Une amende civile et peine complémentaire d’affichage ou de diffusion de la décision prononcée en cas d’action judiciaire lancée contre la personne dénonçant des faits de harcèlement.

 En matière environnementale

Devient un lanceur d’alerte celui qui divulgue des informations ou actions qui mettent en danger l’environnement. Le régime de protection lui est appliqué de la même manière (C. trav., art. L. 4133-1 et L. 4133-2 modifiés).

 Mise en place de procédures internes et rôle du CSE

Le législateur rend obligatoire pour l’employeur de prévoir les procédures permettant de protéger les lanceurs d’alertes. Ainsi, les entreprises d’au moins 50 salariés devront compléter leur règlement intérieur pour y inscrire l’existence du dispositif de protection des lanceurs d’alerte mis en place. (C. trav., art. L. 1321-2)
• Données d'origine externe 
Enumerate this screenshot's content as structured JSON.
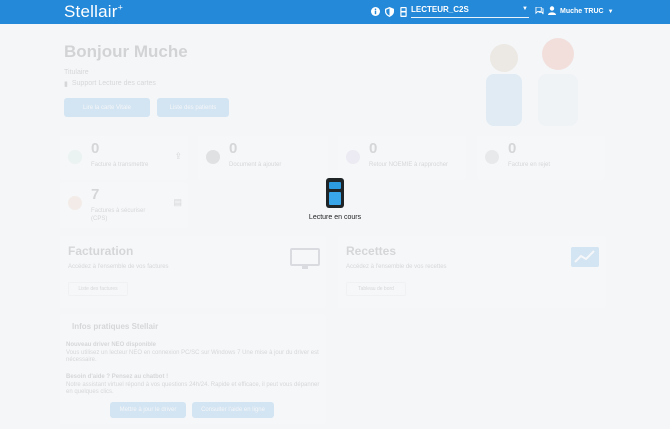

Le CSE doit alors s’assurer lors de sa consultation (obligatoire pour mémoire) sur ce document que le règlement intérieur de l’entreprise contient des dispositions visant à protéger les lanceurs d’alerte.

De plus, En application de la loi n° 2022-401 du 21 mars 2022 visant à améliorer la protection des lanceurs d'alerte, la procédure de signalement des alertes et la protection des lanceurs d'alerte sont précisées et renforcées. Dans ce cadre, les entreprises d'au moins 50 salariés sont tenues d'établir une procédure interne de recueil et de traitement des signalements, après consultation du comité social et économique, dans les conditions fixées par le décret n° 2022-1284 du 3 octobre 2022.